Astrometric solutions have been verified by examining the large range of check-plots produced by Scamp, in particular the 1D and 2D internal and external astrometric solutions as a function of RA and DEC, the reduced chi-squared for the astrometric solution, and the field-to-field photometric offset. After an optimal solution is calculated, this astrometric solution is written in a separate .head file for each input image.

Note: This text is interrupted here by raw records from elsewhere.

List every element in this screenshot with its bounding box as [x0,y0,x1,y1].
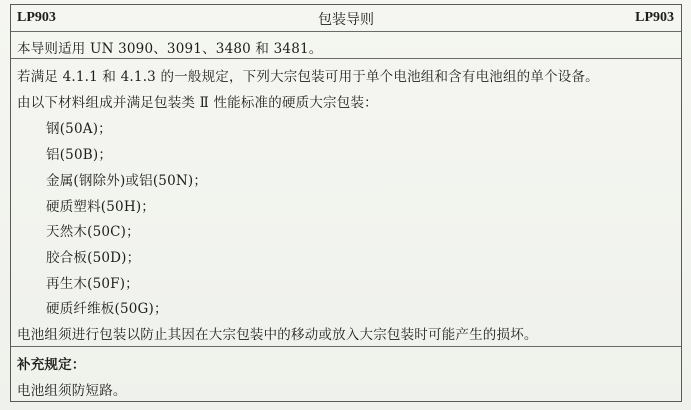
material-item: 硬质塑料(50H)； [46,199,155,215]
material-item: 铝(50B)； [46,147,113,163]
applicability-row [11,32,681,59]
supplement-heading: 补充规定： [17,357,86,373]
header-row [11,5,681,32]
material-item: 胶合板(50D)； [46,250,141,266]
supplement-row [11,347,681,402]
materials-intro: 由以下材料组成并满足包装类 Ⅱ 性能标准的硬质大宗包装： [17,95,378,111]
page-title: 包装导则 [318,12,374,28]
code-left: LP903 [17,10,56,25]
material-item: 再生木(50F)； [46,276,139,292]
intro-text: 若满足 4.1.1 和 4.1.3 的一般规定，下列大宗包装可用于单个电池组和含有电池组的单个设备。 [17,69,599,85]
closing-text: 电池组须进行包装以防止其因在大宗包装中的移动或放入大宗包装时可能产生的损坏。 [17,327,538,343]
packing-instruction-table [10,4,682,402]
material-item: 硬质纤维板(50G)； [46,301,168,317]
code-right: LP903 [635,10,674,25]
material-item: 天然木(50C)； [46,224,140,240]
material-item: 钢(50A)； [46,121,112,137]
material-item: 金属(钢除外)或铝(50N)； [46,173,208,189]
applicability-text: 本导则适用 UN 3090、3091、3480 和 3481。 [17,41,323,57]
supplement-text: 电池组须防短路。 [17,383,127,399]
body-row [11,59,681,347]
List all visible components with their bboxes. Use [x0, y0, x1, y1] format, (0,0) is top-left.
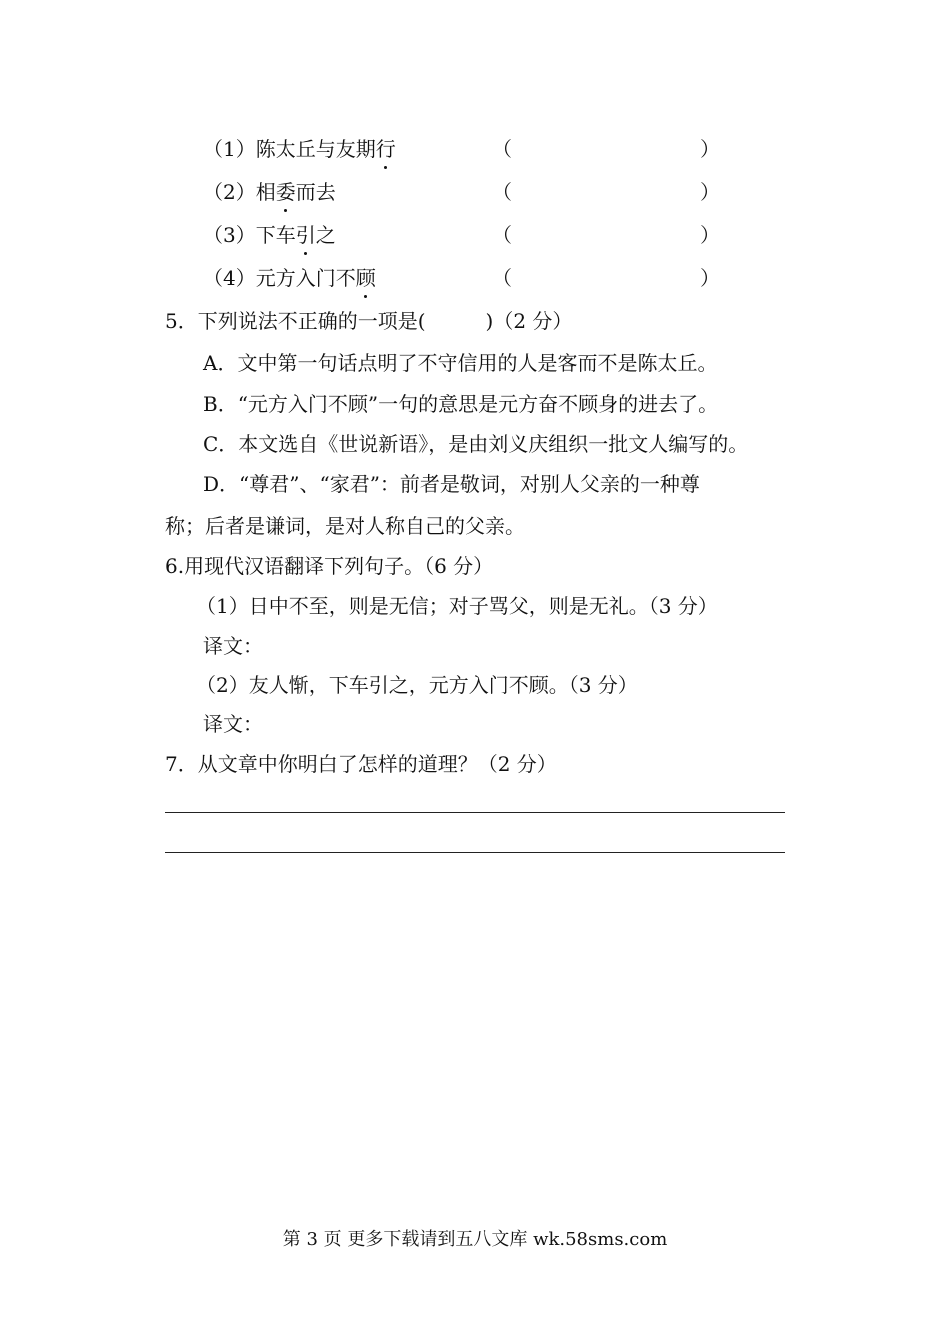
q4-item-3-pre: 下车: [255, 223, 296, 247]
q4-item-2-open-paren: （: [492, 180, 512, 204]
q4-item-1-open-paren: （: [492, 137, 512, 161]
q4-item-3-close-paren: ）: [700, 223, 720, 247]
q4-item-3-post: 之: [315, 223, 336, 247]
q4-item-2-close-paren: ）: [700, 180, 720, 204]
q4-item-4-close-paren: ）: [700, 266, 720, 290]
q5-option-d-line1: D．“尊君”、“家君”：前者是敬词，对别人父亲的一种尊: [203, 472, 700, 496]
q4-item-4-pre: 元方入门不: [255, 266, 356, 290]
q4-item-4-emphasis: 顾: [355, 266, 376, 290]
q4-item-2-num: （2）: [203, 180, 256, 204]
q6-item-2-translation-label: 译文：: [203, 712, 263, 736]
q4-item-4-num: （4）: [203, 266, 256, 290]
q4-item-3-open-paren: （: [492, 223, 512, 247]
q6-item-2: （2）友人惭，下车引之，元方入门不顾。（3 分）: [196, 673, 638, 697]
q4-item-4: [203, 264, 376, 292]
q4-item-1: [203, 135, 396, 163]
q4-item-2: [203, 178, 336, 206]
q5-stem: 5．下列说法不正确的一项是( )（2 分）: [165, 309, 573, 333]
q4-item-2-post: 而去: [295, 180, 336, 204]
q4-item-1-emphasis: 行: [375, 137, 396, 161]
q4-item-4-open-paren: （: [492, 266, 512, 290]
q4-item-2-emphasis: 委: [275, 180, 296, 204]
q4-item-1-pre: 陈太丘与友期: [255, 137, 376, 161]
q4-item-1-close-paren: ）: [700, 137, 720, 161]
q4-item-3-num: （3）: [203, 223, 256, 247]
q6-stem: 6.用现代汉语翻译下列句子。（6 分）: [165, 554, 494, 578]
q7-answer-line-2: [165, 852, 785, 853]
q7-stem: 7．从文章中你明白了怎样的道理？（2 分）: [165, 752, 557, 776]
q4-item-3-emphasis: 引: [295, 223, 316, 247]
page-footer: 第 3 页 更多下载请到五八文库 wk.58sms.com: [282, 1229, 668, 1250]
q4-item-2-pre: 相: [255, 180, 276, 204]
q6-item-1: （1）日中不至，则是无信；对子骂父，则是无礼。（3 分）: [196, 594, 718, 618]
q4-item-1-num: （1）: [203, 137, 256, 161]
q5-option-a: A．文中第一句话点明了不守信用的人是客而不是陈太丘。: [203, 351, 718, 375]
q4-item-3: [203, 221, 336, 249]
q5-option-c: C．本文选自《世说新语》，是由刘义庆组织一批文人编写的。: [203, 432, 749, 456]
q5-option-b: B．“元方入门不顾”一句的意思是元方奋不顾身的进去了。: [203, 392, 719, 416]
q7-answer-line-1: [165, 812, 785, 813]
q6-item-1-translation-label: 译文：: [203, 634, 263, 658]
q5-option-d-line2: 称；后者是谦词，是对人称自己的父亲。: [165, 514, 525, 538]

In T0007, the initial photometric field-to-field rescaling is computed separately from the astrometric solution. Photometric flags are written in the .ahead files together with the default zero point provided by CFHT and derived from the astrometric solution computed in the previous step. As for the astrometric calibration, Scamp minimizes the quadratic sum of magnitudes using the overlapping regions between images. It then re-scales the flux of non photometric images accordingly (Fig. 5 and Fig. 6). After this step a “final” photometric rescaling is computed for each of the image tiles; this is described in detail in Section 3.7.

Figure 5: Outputs of the SCAMPcalibration process of the W4 field (cont’d). Photometric rescaling and calibration of W4 images.

Figure 6: Outputs of the SCAMPcalibration process of the W4 field (cont’d). Internal photometric error as function of magnitudes of W4 images.

Finally, these astrometric and photometric solutions are combined into a single output .head file for each image (containing information for all of the 36 MegaCam extensions) which is then used for producing the Wide and Deep stacks using SWarp. All Scamp output data including .xml tables, diagnostic plots, .ahead and .head files can be found in the T0007 synoptic table.